By Ian Simpson
WASHINGTON (Reuters) - District of Columbia city council member Muriel Bowser swept to victory over scandal-tainted Mayor Vincent Gray in the U.S. capital's crowded Democratic Party primary early on Wednesday.
Winning the eight-candidate Democratic primary is seen as tantamount to taking the general election in a city that is heavily Democratic. Turnout was low, at 20 percent.
Gray conceded defeat around 12 a.m. EDT (0400 GMT) as election results showed Bowser ahead 44 percent to 33 percent, with 127 of 143 precincts reporting.
"God bless you, and let's go to work," Bowser, a city council member for the past seven years, told cheering supporters.
In the November election, Bowser will face David Catania, an openly gay independent member of the city council who is seen as the strongest challenger. Catania is a former Republican who has backed liberal causes since leaving the party in 2004.
Polls had shown Bowser, who helped manage Adrian Fenty's successful 2006 mayoral campaign, in a tight race with Gray, who presided over an economic boom and surging population in the U.S. capital.
Gray's re-election campaign was dogged by questions stemming from the financing of his 2010 primary victory over Fenty. Three of his former officials have pleaded guilty to federal campaign financing charges.
Gray, the former head of the city's Human Services Department, has denied any wrongdoing.
Bowser, 41, had worked for local government in suburban Montgomery County and was elected to the council in 2007. Her main legislative accomplishment has been creation of an ethics commission, and she was endorsed by the Washington Post.
Bowser had argued that Gray, 71, was distracted by the possibility of being indicted and it was time for a new start. She had raised $1.4 million to Gray's $1.2 million by March 24, the city's Office of Campaign Finance said.
Gray had seen his lead over Bowser vanish since Washington businessman Jeffrey Thompson, a former government contractor, pleaded guilty three weeks ago to violating campaign finance laws.

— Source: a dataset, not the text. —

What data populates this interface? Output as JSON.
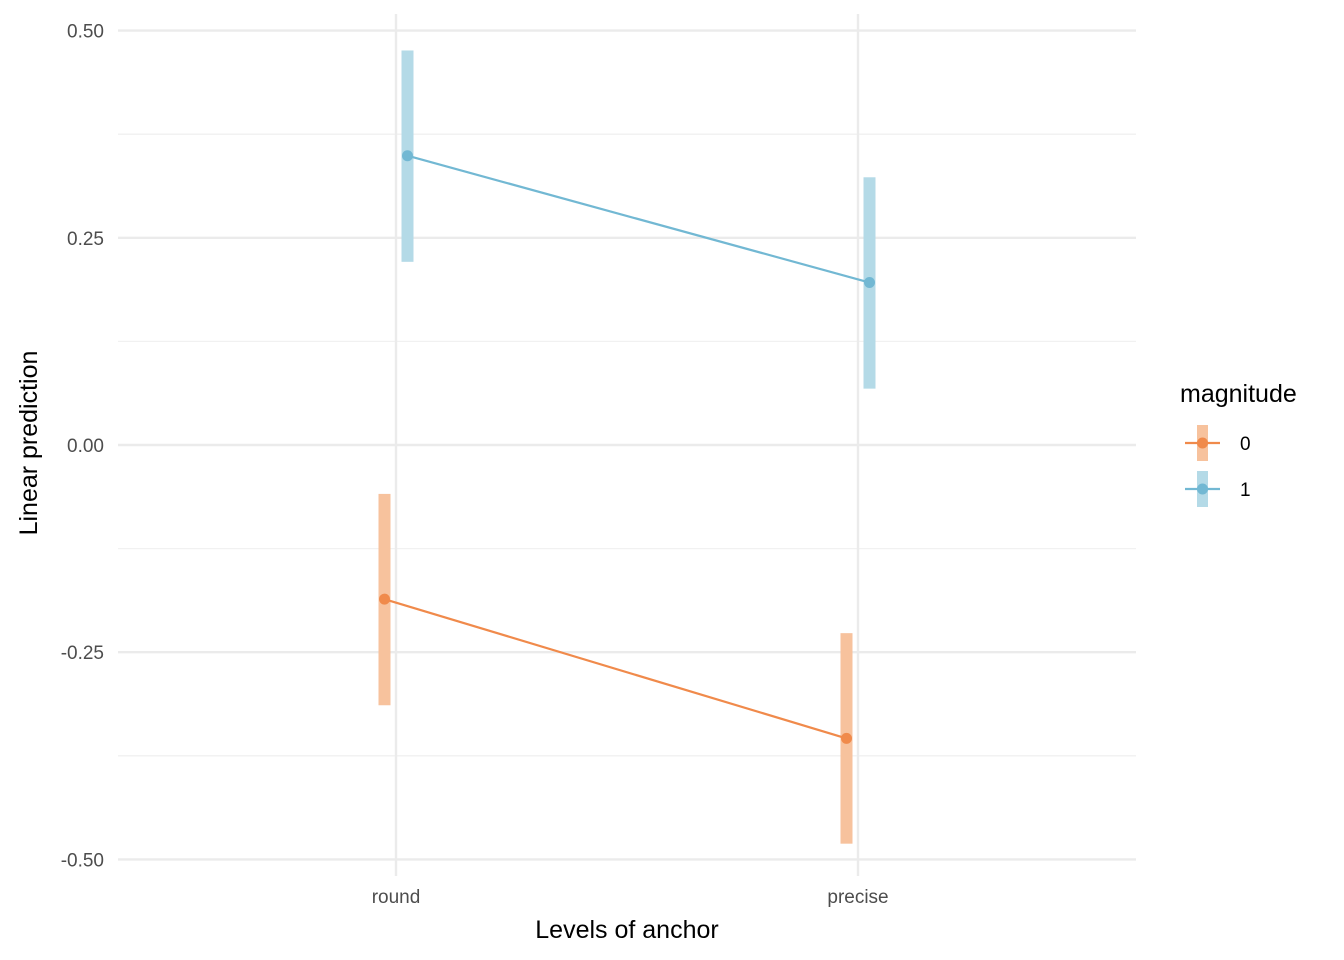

Federal prosecutors had accused Thompson of aiding Gray through a "shadow campaign" that funneled more than $660,000 through friends and relatives to Gray's 2010 election effort. Gray has denied anything illegal took place.
Thompson's plea bargain was the latest in a long line of District of Columbia scandals that include the 2008 conviction of a tax official for embezzling almost $50 million and Mayor Marion Barry's drug conviction in 1990.
In other races, District of Columbia Council Chairman Phil Mendelson had 81 percent of the vote to 18 percent for challenger Calvin Gurley. Five of 13 city council seats also were being contested.